Il faut dire ici que ce mécénat spontané est favorisé par la loi Aillagon de 2003 qui permet une réduction d’impôts de 60% pour les entreprises et un peu plus de 66% pour les particuliers pour les dons à une œuvre culturelle, avec la possibilité de bénéficier d'un échelonnement de l'avantage fiscal sur cinq ans, dans une limite de 25% du don. Sur Twitter, l’ancien ministre de la Culture, Jean-Jacques Aillagon veut aller plus loin et demande à l’État de « décréter » Notre-Dame, « Trésor national » « de façon à ce que les dons faits pour sa reconstruction bénéficient de la réduction d’impôt de 90% ». Par la suite, Jean-Jacques Aillagon est revenu sur sa proposition « puisque la question des financements semble réglée » selon lui.

« Appliquer une réduction fiscale de 90%, c’est reporter la participation sur l’État »

En effet, la réduction d’impôt passe à 90% pour l’achat « de biens culturels présentant le caractère de trésors nationaux ou un intérêt majeur pour le patrimoine national ». La réduction fiscale est plafonnée dans la limite de 50 % de l'impôt dû.

Pour le sénateur LR Alain Schmitz, rapporteur d’une mission d’information sur le mécénat culturel, cette mesure ne devrait pas s’appliquer à un projet de restauration de monument national. « Ou allez-vous mettre la limite entre ce qui est un trésor national et ce qui ne l’est pas. Je pense qu’il faudrait déjà appliquer la loi et donc la réduction fiscale de 60% et surtout, et surtout la conserver. Car c’est quand même une niche fiscale qui était dans le collimateur de Bercy qui cherchait à la plafonner. Appliquer une réduction fiscale de 90% pour le montant du don fait à la restauration de Notre-Dame, c’est reporter la participation sur l’État. Le groupe privé, auteur du don, ne participerait alors qu’à 10% de son geste ». Interrogé sur cette question, ce matin sur France Inter, le ministre de la Culture, Franck Riester est resté évasif. « Nous allons voir avec le gouvernement quel dispositif spécifique nous mettrons en œuvre, mais bien évidemment l'État sera là auprès de tous nos compatriotes pour reconstruire et il assumera ses responsabilités ».

« Si Notre-Dame ne fait pas partie du Trésor national, qu’est-ce qui en fait partie ? »

Rapporteur de la mission « culture » du projet de loi de finances pour 2017, le sénateur LREM, André Gattolin verrait quant à lui d’un bon œil, « de placer Notre-Dame au rang de Trésor national ». « Si Notre-Dame ne fait pas partie du Trésor national, qu’est-ce qui en fait partie ? On peut considérer que LVMH pratique une forme d’optimisation fiscale quand il construit la Fondation d'entreprise Louis Vuitton au bois de Boulogne.

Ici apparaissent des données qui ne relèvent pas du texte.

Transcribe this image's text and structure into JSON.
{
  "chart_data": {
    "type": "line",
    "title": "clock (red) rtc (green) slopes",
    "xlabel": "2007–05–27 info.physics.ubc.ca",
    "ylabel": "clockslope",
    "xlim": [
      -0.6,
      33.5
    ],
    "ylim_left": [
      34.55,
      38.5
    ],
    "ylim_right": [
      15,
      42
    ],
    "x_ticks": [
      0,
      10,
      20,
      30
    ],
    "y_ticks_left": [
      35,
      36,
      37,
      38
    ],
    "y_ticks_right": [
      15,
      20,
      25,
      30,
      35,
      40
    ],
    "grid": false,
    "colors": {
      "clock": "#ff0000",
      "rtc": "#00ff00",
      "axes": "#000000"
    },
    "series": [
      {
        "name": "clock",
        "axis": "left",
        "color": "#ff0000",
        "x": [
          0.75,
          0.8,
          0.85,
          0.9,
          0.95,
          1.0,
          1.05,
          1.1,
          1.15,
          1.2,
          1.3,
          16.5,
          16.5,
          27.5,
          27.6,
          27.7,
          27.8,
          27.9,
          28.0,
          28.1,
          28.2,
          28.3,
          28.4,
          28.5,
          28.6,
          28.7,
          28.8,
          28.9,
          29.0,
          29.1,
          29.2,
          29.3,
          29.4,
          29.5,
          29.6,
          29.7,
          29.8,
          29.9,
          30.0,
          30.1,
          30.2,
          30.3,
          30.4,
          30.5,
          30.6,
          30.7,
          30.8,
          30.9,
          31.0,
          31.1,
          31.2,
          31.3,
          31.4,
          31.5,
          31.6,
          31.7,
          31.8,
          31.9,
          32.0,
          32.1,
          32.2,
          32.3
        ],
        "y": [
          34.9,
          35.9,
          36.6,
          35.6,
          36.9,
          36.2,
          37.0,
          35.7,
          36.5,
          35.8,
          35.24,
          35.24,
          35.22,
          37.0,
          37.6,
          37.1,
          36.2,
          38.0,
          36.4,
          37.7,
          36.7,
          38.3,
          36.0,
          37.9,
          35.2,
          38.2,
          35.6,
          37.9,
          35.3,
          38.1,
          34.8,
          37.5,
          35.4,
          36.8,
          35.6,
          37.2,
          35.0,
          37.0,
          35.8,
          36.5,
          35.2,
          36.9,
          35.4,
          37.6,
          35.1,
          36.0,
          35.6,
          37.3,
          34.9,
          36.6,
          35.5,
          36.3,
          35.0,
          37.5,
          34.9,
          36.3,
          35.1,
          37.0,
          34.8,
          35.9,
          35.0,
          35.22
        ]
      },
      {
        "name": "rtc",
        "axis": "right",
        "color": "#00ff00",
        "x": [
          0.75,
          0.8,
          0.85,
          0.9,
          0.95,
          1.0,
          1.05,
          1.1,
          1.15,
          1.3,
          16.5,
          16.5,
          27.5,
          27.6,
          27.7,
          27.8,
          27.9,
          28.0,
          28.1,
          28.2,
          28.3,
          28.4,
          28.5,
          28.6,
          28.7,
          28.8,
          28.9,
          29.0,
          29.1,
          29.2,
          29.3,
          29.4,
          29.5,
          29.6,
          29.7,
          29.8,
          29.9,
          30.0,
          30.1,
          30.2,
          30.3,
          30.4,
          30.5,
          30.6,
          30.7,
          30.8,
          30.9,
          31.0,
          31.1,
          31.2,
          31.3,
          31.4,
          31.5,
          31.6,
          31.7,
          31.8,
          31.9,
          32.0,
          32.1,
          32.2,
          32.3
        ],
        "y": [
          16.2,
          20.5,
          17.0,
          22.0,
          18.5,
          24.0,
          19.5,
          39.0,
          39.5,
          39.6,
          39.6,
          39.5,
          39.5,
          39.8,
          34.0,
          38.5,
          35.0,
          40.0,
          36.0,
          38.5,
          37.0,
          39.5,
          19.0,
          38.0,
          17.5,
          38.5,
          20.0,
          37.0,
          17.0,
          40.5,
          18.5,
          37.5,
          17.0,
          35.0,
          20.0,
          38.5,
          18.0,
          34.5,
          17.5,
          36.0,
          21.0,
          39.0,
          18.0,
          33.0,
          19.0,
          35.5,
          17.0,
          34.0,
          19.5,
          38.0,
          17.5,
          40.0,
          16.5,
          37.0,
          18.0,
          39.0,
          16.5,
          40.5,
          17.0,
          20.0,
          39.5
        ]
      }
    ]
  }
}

Mais là, il s’agit de la restauration d’un bâtiment avec telle valeur symbolique, que je ne considère pas la réduction d’impôt comme excessive ».

L’AFP rapporte que l’entourage du chef de l’État n’est pas favorable à un changement de législation qui « reviendrait à favoriser les entreprises au détriment des finances publiques ». D’autant qu’il est impossible à l’heure actuelle d’estimer le montant des travaux qui se dérouleront sur plusieurs années.

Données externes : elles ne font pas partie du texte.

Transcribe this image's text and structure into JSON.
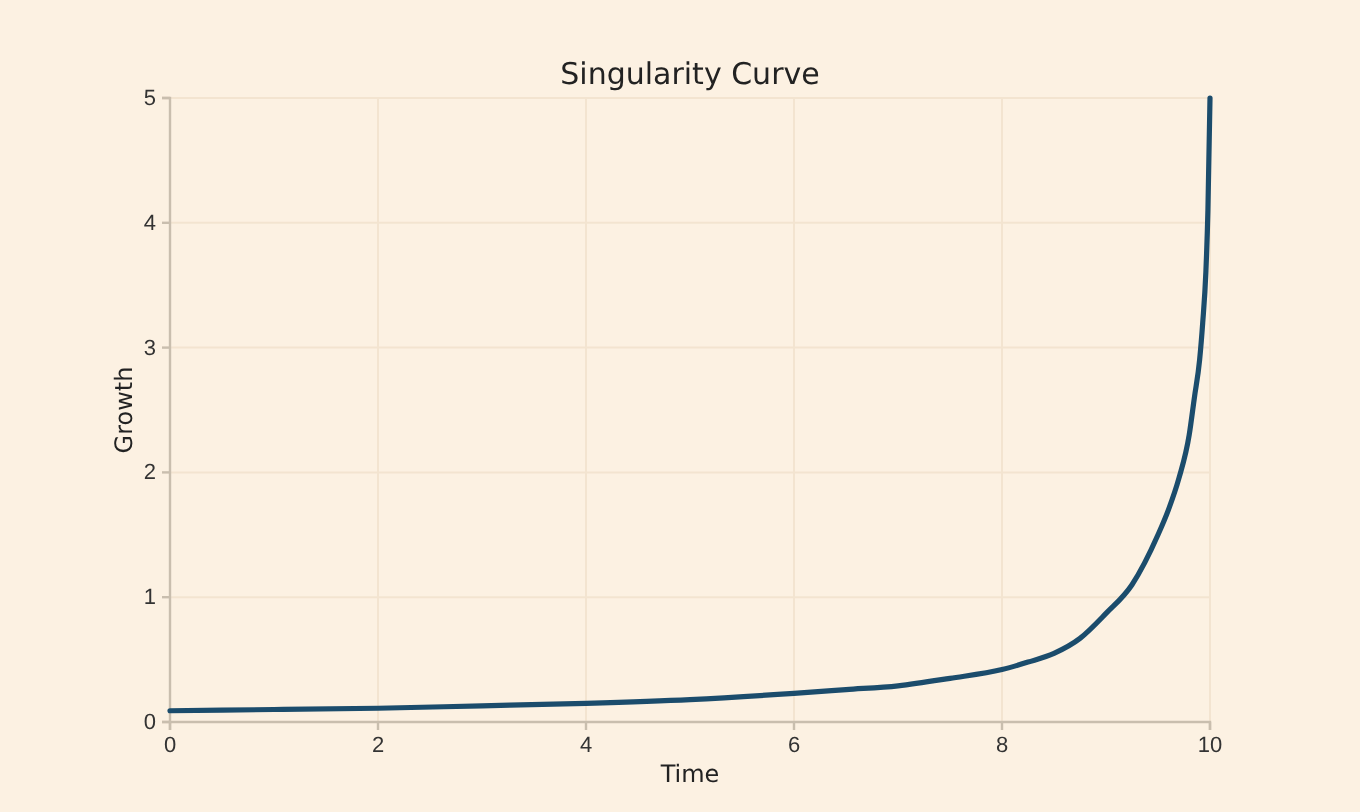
{
  "chart_data": {
    "type": "line",
    "title": "Singularity Curve",
    "xlabel": "Time",
    "ylabel": "Growth",
    "xlim": [
      0,
      10
    ],
    "ylim": [
      0,
      5
    ],
    "xticks": [
      0,
      2,
      4,
      6,
      8,
      10
    ],
    "yticks": [
      0,
      1,
      2,
      3,
      4,
      5
    ],
    "grid": true,
    "series": [
      {
        "color": "#1b4c6c",
        "x": [
          0,
          1,
          2,
          3,
          4,
          5,
          6,
          6.5,
          7,
          7.5,
          8,
          8.25,
          8.5,
          8.75,
          9,
          9.25,
          9.5,
          9.6,
          9.7,
          9.8,
          9.85,
          9.9,
          9.93,
          9.96,
          9.98,
          10
        ],
        "values": [
          0.09,
          0.1,
          0.11,
          0.13,
          0.15,
          0.18,
          0.23,
          0.26,
          0.29,
          0.35,
          0.42,
          0.48,
          0.55,
          0.67,
          0.87,
          1.1,
          1.5,
          1.7,
          1.95,
          2.3,
          2.6,
          2.9,
          3.2,
          3.6,
          4.1,
          5
        ]
      }
    ]
  }
}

Une baisse du mécénat culturelle au profit des actions sociales ces dernières années

Les dons annoncés par les grands groupes Français ont été parfois critiqués sur les réseaux sociaux. À l’image du porte-parole du NPA, Philippe Poutou, qui lance sur Twitter : « S’ils ont trop d’argent, qu’ils le mettent à disposition de la collectivité, il y a bien des urgences sociales ».

À noter, enfin, que la mission d’information sénatoriale sur le mécénat culturel avait relevé une baisse des « actions culturelles » au profit « des actions du champ social » sur les quinze dernières années. « Par le passé, la culture, c’était un peu la danseuse du chef d’entreprise. Maintenant, les chefs d’entreprise en débattent avec leurs salariés et ils considèrent que la notion de solidarité doit prévaloir » précise Alain Schmitz.